The data definition was extended with comments, you you can use the following as is:

# normal 64 byte lines with 3 digit value split across lines
00100200300400500600700800901001101201301401501601701801902002105
22023024025026027028029030031032033034035036037038039040041042046
# short lines, partial values - remove checksum digit to combine short lines
30449
0451
0460479
0480490500510520530540550560570580590600610620630641
# long line with embedded checksums every 64 bytes
001002003004005006007008009010011012013014015016017018019020021052202302402502602702802903003103203303403503603703803904004104204630440450460470480490500510520530540550560570580590600610620630640
# dangling digit at end of file (with OK checksum)
37

Why are you concerned with copying? Is it the time overhead or the space overhead?

It sounds like you are reading all of the unparsed data into a big buffer, and now you want to write code that makes the big buffer of unparsed data look like a slightly smaller buffer of parsed data (the data minus the checksums and linefeeds), to avoid the space overhead involved in copying it into the slightly smaller buffer.

Adding a complicated layer of abstraction isn't going to help with the time overhead unless you only need a small portion of the data. And if that's the case, maybe you could just figure out which small portion you need, and copy that. (Then again, most of the abstraction layer may be already written for you, e.g. the Boost iterator library.)
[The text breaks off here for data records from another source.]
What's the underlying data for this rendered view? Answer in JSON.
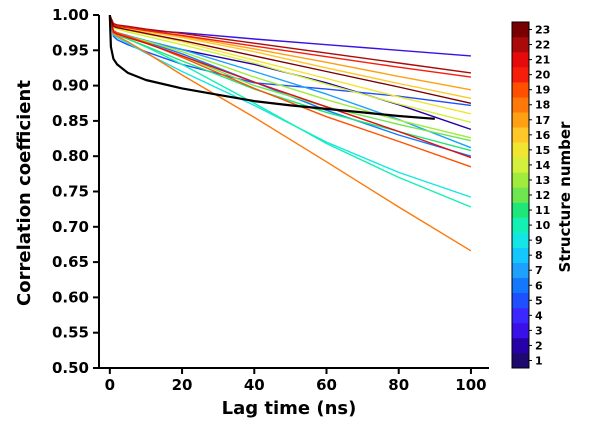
{
  "chart_data": {
    "type": "line",
    "xlabel": "Lag time (ns)",
    "ylabel": "Correlation coefficient",
    "xlim": [
      -3,
      105
    ],
    "ylim": [
      0.5,
      1.0
    ],
    "xticks": [
      "0",
      "20",
      "40",
      "60",
      "80",
      "100"
    ],
    "yticks": [
      "0.50",
      "0.55",
      "0.60",
      "0.65",
      "0.70",
      "0.75",
      "0.80",
      "0.85",
      "0.90",
      "0.95",
      "1.00"
    ],
    "grid": false,
    "colorbar": {
      "title": "Structure number",
      "labels": [
        "1",
        "2",
        "3",
        "4",
        "5",
        "6",
        "7",
        "8",
        "9",
        "10",
        "11",
        "12",
        "13",
        "14",
        "15",
        "16",
        "17",
        "18",
        "19",
        "20",
        "21",
        "22",
        "23"
      ],
      "colors": [
        "#1e0a6e",
        "#2800a8",
        "#3a10e8",
        "#3c28ff",
        "#1e50ff",
        "#1478ff",
        "#1ea0ff",
        "#14c8ff",
        "#14e6e6",
        "#14f0b4",
        "#1ee678",
        "#6ee650",
        "#a0ec3c",
        "#d2f03c",
        "#f0e632",
        "#ffc828",
        "#ffa014",
        "#ff780a",
        "#ff5000",
        "#f51e0a",
        "#e60a0a",
        "#aa0a0a",
        "#780000"
      ]
    },
    "series": [
      {
        "color": "#2800a8",
        "x": [
          0,
          1,
          2,
          5,
          10,
          20,
          40,
          60,
          80,
          100
        ],
        "y": [
          1.0,
          0.975,
          0.972,
          0.968,
          0.963,
          0.951,
          0.93,
          0.904,
          0.873,
          0.838
        ]
      },
      {
        "color": "#3a10e8",
        "x": [
          0,
          1,
          2,
          5,
          10,
          20,
          40,
          60,
          80,
          100
        ],
        "y": [
          1.0,
          0.985,
          0.983,
          0.982,
          0.978,
          0.975,
          0.966,
          0.958,
          0.95,
          0.942
        ]
      },
      {
        "color": "#1e50ff",
        "x": [
          0,
          1,
          2,
          5,
          10,
          20,
          40,
          60,
          80,
          100
        ],
        "y": [
          1.0,
          0.97,
          0.965,
          0.958,
          0.948,
          0.93,
          0.904,
          0.895,
          0.885,
          0.872
        ]
      },
      {
        "color": "#1478ff",
        "x": [
          0,
          1,
          2,
          5,
          10,
          20,
          40,
          60,
          80,
          100
        ],
        "y": [
          1.0,
          0.978,
          0.975,
          0.97,
          0.962,
          0.945,
          0.905,
          0.865,
          0.83,
          0.8
        ]
      },
      {
        "color": "#1ea0ff",
        "x": [
          0,
          1,
          2,
          5,
          10,
          20,
          40,
          60,
          80,
          100
        ],
        "y": [
          1.0,
          0.978,
          0.975,
          0.971,
          0.964,
          0.951,
          0.92,
          0.888,
          0.852,
          0.812
        ]
      },
      {
        "color": "#14e6e6",
        "x": [
          0,
          1,
          2,
          5,
          10,
          20,
          40,
          60,
          80,
          100
        ],
        "y": [
          1.0,
          0.972,
          0.968,
          0.96,
          0.946,
          0.92,
          0.872,
          0.82,
          0.777,
          0.742
        ]
      },
      {
        "color": "#14f0b4",
        "x": [
          0,
          1,
          2,
          5,
          10,
          20,
          40,
          60,
          80,
          100
        ],
        "y": [
          1.0,
          0.975,
          0.972,
          0.966,
          0.955,
          0.93,
          0.875,
          0.818,
          0.77,
          0.728
        ]
      },
      {
        "color": "#1ee678",
        "x": [
          0,
          1,
          2,
          5,
          10,
          20,
          40,
          60,
          80,
          100
        ],
        "y": [
          1.0,
          0.974,
          0.971,
          0.966,
          0.956,
          0.935,
          0.895,
          0.862,
          0.835,
          0.808
        ]
      },
      {
        "color": "#6ee650",
        "x": [
          0,
          1,
          2,
          5,
          10,
          20,
          40,
          60,
          80,
          100
        ],
        "y": [
          1.0,
          0.975,
          0.972,
          0.968,
          0.96,
          0.942,
          0.9,
          0.87,
          0.845,
          0.822
        ]
      },
      {
        "color": "#a0ec3c",
        "x": [
          0,
          1,
          2,
          5,
          10,
          20,
          40,
          60,
          80,
          100
        ],
        "y": [
          1.0,
          0.977,
          0.974,
          0.97,
          0.963,
          0.948,
          0.912,
          0.88,
          0.851,
          0.826
        ]
      },
      {
        "color": "#d2f03c",
        "x": [
          0,
          1,
          2,
          5,
          10,
          20,
          40,
          60,
          80,
          100
        ],
        "y": [
          1.0,
          0.982,
          0.98,
          0.976,
          0.97,
          0.958,
          0.932,
          0.902,
          0.874,
          0.848
        ]
      },
      {
        "color": "#f0e632",
        "x": [
          0,
          1,
          2,
          5,
          10,
          20,
          40,
          60,
          80,
          100
        ],
        "y": [
          1.0,
          0.983,
          0.981,
          0.978,
          0.973,
          0.962,
          0.936,
          0.91,
          0.884,
          0.86
        ]
      },
      {
        "color": "#ffc828",
        "x": [
          0,
          1,
          2,
          5,
          10,
          20,
          40,
          60,
          80,
          100
        ],
        "y": [
          1.0,
          0.985,
          0.983,
          0.98,
          0.976,
          0.968,
          0.948,
          0.925,
          0.903,
          0.882
        ]
      },
      {
        "color": "#ffa014",
        "x": [
          0,
          1,
          2,
          5,
          10,
          20,
          40,
          60,
          80,
          100
        ],
        "y": [
          1.0,
          0.986,
          0.984,
          0.982,
          0.978,
          0.97,
          0.952,
          0.933,
          0.913,
          0.894
        ]
      },
      {
        "color": "#ff780a",
        "x": [
          0,
          1,
          2,
          5,
          10,
          20,
          40,
          60,
          80,
          100
        ],
        "y": [
          1.0,
          0.974,
          0.97,
          0.962,
          0.947,
          0.915,
          0.855,
          0.792,
          0.728,
          0.666
        ]
      },
      {
        "color": "#ff5000",
        "x": [
          0,
          1,
          2,
          5,
          10,
          20,
          40,
          60,
          80,
          100
        ],
        "y": [
          1.0,
          0.978,
          0.975,
          0.97,
          0.961,
          0.94,
          0.896,
          0.856,
          0.821,
          0.785
        ]
      },
      {
        "color": "#f51e0a",
        "x": [
          0,
          1,
          2,
          5,
          10,
          20,
          40,
          60,
          80,
          100
        ],
        "y": [
          1.0,
          0.986,
          0.984,
          0.982,
          0.978,
          0.971,
          0.956,
          0.941,
          0.926,
          0.912
        ]
      },
      {
        "color": "#e60a0a",
        "x": [
          0,
          1,
          2,
          5,
          10,
          20,
          40,
          60,
          80,
          100
        ],
        "y": [
          1.0,
          0.976,
          0.973,
          0.968,
          0.96,
          0.942,
          0.905,
          0.87,
          0.835,
          0.798
        ]
      },
      {
        "color": "#aa0a0a",
        "x": [
          0,
          1,
          2,
          5,
          10,
          20,
          40,
          60,
          80,
          100
        ],
        "y": [
          1.0,
          0.988,
          0.986,
          0.984,
          0.98,
          0.974,
          0.96,
          0.946,
          0.932,
          0.918
        ]
      },
      {
        "color": "#780000",
        "x": [
          0,
          1,
          2,
          5,
          10,
          20,
          40,
          60,
          80,
          100
        ],
        "y": [
          1.0,
          0.984,
          0.982,
          0.979,
          0.974,
          0.964,
          0.942,
          0.92,
          0.898,
          0.875
        ]
      },
      {
        "color": "#000000",
        "width": 2.2,
        "x": [
          0,
          0.3,
          1,
          2,
          5,
          10,
          20,
          30,
          40,
          50,
          60,
          70,
          80,
          90
        ],
        "y": [
          1.0,
          0.955,
          0.938,
          0.93,
          0.918,
          0.908,
          0.896,
          0.887,
          0.878,
          0.872,
          0.867,
          0.862,
          0.857,
          0.853
        ]
      }
    ]
  }
}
An easier way to reduce the space overhead is to read the data in smaller chunks (or a line at a time), and parse it as you go. Then you only need to store the parsed version in a big buffer. (This assumes you're reading it from a file / socket / port, rather than being passed a large buffer that is not under your control.)

Another way to reduce the space overhead is to overwrite the data in place as you parse it. You will incur the cost of copying it, but you will only need one buffer. (This assumes that the 64-byte data doesn't grow when you parse it, i.e. it is not compressed.)